Ex-Classics Home Page

Nugae Antiquae

Nugae Antiquae - BISHOPS OF WINCHESTER:

BISHOPS OF WINCHESTER:


Doctor William Wickham.


            This bishop my author professes to reverence for his name's sake, and his predecessor's sake; and I much more for his own sake, and his virtues' sake. About the year 1570, he was vice-provost of Eton,<307> and (as the manner was in the schoolmaster's absence) would teach the school himself, and direct the boys for their exercises, (of which myself was one) of whom he showed as fatherly a care, as if he had been a second tutor to me. He was reputed there a very mild and good natured man, and esteemed a very good preacher, and free from that which St. Paul calleth idolatry, I mean covetousness; so that one may say probably, that as the first William Wykeham was one of the richest prelates that had been in Winchester in long time, and bestowed it well; so this was one of the poorest, and endured it well. He preached before the Queen at a parliament, I think the last time that ever he preached before her; and indeed it was cygnea vox, a "swan's song," sweetest, being nearest his end, which if I could set down as he delivered, were well worth the remembering. But the effect was this; that the temporalities of bishoprics, and lands of colleges, and such like, were from their beginning for the most part the graces, and gifts, and alms of princes, her Majesty's progenitors, that for some excesses and abuses of some of them, they had been and lawfully might be, some quite taken away, some altered, some diminished; and that accordingly they were now reduced to a good mediocrity; for though there were some far greater bishoprics in France, Spain, and Germany, yet there were some also less, and meaner, even in Italy.

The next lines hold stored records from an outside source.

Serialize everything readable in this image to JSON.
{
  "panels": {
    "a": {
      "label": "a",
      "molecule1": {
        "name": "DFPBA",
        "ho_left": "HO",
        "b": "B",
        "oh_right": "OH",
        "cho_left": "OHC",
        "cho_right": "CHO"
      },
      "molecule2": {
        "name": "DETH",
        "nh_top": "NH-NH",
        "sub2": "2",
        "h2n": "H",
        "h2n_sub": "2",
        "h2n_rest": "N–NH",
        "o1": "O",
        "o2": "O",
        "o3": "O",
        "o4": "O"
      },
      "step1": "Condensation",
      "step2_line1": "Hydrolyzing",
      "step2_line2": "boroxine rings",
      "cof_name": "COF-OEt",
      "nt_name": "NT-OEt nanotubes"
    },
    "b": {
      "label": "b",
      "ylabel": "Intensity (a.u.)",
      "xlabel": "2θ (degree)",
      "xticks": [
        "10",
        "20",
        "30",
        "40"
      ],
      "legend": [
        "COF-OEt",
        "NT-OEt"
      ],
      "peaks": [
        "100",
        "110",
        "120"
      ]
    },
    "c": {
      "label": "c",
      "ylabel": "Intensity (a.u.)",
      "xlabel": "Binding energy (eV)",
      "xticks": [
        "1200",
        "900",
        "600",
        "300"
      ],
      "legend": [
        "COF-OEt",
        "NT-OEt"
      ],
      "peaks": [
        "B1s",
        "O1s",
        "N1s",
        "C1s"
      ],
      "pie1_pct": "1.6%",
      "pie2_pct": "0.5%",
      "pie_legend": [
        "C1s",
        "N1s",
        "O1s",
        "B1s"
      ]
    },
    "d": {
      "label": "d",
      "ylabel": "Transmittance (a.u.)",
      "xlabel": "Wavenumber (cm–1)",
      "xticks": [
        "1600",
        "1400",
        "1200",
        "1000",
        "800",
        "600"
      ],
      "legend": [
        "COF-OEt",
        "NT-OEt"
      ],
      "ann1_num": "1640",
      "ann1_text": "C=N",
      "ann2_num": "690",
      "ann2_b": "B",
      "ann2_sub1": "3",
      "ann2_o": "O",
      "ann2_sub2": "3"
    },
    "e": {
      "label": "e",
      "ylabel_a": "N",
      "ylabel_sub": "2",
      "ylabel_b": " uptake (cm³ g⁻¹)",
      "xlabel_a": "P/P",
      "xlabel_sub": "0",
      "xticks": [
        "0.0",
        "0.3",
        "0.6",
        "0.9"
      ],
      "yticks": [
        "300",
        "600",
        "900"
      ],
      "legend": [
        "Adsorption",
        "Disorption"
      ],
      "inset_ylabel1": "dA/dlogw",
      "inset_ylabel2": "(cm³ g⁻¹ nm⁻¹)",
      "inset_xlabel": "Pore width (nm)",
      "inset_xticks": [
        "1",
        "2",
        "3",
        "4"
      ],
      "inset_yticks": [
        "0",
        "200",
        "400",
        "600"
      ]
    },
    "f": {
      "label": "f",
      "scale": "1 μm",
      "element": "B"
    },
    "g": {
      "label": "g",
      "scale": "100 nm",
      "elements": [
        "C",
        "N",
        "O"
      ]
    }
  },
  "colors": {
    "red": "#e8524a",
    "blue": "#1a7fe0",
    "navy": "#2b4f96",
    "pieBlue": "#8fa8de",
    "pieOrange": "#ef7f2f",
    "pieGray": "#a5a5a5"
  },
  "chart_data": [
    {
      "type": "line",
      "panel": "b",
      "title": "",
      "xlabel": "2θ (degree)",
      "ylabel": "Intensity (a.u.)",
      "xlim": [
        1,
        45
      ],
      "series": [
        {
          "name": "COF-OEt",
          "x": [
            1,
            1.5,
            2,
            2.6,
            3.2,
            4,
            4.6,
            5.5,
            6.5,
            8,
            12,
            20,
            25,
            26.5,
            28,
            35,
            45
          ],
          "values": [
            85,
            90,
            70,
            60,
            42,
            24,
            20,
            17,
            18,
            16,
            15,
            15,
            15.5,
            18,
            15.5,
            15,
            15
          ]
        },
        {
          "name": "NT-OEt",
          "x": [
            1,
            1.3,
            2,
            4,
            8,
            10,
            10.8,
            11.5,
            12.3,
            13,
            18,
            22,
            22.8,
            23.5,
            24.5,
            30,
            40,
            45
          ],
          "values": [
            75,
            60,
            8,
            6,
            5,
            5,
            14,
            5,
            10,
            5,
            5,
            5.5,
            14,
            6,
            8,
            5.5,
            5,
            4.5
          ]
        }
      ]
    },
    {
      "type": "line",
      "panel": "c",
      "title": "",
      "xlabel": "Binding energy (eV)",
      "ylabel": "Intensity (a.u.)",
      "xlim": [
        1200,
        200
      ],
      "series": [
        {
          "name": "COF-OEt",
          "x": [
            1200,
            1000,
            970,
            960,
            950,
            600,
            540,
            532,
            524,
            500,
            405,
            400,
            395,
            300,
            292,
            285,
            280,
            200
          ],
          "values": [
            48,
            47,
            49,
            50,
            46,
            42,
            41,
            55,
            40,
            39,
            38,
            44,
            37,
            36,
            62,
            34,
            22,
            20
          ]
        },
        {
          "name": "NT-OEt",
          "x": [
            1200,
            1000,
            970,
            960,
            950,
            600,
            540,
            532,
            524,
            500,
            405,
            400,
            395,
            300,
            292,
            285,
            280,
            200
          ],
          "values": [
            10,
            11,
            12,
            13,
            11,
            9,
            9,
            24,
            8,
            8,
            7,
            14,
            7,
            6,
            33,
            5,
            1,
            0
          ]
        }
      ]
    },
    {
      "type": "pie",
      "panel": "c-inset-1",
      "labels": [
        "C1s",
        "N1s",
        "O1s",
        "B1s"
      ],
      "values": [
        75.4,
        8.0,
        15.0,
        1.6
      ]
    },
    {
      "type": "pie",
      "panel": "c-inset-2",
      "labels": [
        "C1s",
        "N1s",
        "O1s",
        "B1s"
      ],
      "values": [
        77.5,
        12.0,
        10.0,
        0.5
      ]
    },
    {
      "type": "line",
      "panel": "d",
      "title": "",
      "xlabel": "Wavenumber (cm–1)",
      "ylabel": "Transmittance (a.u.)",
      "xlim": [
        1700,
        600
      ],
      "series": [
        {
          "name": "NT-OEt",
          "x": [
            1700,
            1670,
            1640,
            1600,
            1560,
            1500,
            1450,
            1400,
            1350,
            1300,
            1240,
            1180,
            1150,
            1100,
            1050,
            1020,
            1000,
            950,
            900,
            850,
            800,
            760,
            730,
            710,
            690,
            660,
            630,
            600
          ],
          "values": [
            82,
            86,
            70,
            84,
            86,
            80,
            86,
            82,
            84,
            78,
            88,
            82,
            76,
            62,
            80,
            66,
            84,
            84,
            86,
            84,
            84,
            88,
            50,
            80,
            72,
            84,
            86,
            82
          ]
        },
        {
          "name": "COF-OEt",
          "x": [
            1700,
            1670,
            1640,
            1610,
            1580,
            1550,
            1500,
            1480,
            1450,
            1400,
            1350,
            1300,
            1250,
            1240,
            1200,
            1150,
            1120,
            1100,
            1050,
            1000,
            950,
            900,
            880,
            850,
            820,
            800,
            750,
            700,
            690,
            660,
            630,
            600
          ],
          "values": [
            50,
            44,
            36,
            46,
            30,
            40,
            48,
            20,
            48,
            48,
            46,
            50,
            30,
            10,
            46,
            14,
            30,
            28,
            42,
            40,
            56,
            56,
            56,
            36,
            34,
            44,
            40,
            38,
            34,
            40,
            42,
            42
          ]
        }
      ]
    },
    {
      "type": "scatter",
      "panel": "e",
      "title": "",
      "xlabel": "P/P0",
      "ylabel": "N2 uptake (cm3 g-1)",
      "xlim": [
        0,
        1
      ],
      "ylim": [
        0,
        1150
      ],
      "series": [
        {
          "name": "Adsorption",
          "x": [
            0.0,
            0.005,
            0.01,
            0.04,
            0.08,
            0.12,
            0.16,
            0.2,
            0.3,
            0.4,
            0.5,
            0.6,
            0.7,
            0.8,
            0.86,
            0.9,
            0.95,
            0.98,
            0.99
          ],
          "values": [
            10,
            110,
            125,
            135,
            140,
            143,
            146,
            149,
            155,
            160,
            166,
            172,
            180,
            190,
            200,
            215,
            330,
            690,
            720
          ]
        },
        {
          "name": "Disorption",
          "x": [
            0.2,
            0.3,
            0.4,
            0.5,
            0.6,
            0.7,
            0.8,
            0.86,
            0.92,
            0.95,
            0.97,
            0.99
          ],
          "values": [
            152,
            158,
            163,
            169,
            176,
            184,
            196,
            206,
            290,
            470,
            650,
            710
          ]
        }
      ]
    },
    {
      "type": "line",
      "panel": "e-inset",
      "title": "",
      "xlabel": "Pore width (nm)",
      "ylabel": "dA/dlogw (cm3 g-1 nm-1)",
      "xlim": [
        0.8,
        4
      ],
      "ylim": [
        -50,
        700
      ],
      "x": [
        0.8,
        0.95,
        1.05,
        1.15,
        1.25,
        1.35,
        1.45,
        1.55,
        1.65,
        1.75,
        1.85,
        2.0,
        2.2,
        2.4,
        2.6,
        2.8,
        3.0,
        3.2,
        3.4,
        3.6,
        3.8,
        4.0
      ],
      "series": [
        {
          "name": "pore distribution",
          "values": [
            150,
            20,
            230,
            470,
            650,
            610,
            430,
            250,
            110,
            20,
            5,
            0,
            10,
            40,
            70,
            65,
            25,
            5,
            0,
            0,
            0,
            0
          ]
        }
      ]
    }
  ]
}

But yet he most humbly besought her Majesty to make stay of them at least in this mediocrity; for if they should decay so fast in 30 year to come, as they had for 30 year past, there would hardly be a cathedral church found in good repair within England; which inconvenience (he said) would soon spread from the clergy to the temporality, that would have cause with Hippocrates' twins, to laugh and weep together. This, as he spoke zealously, so the Q. gave ear to it graciously; and some good effect was supposed to follow it, for which they both now feel their reward: and thus much of Wickham.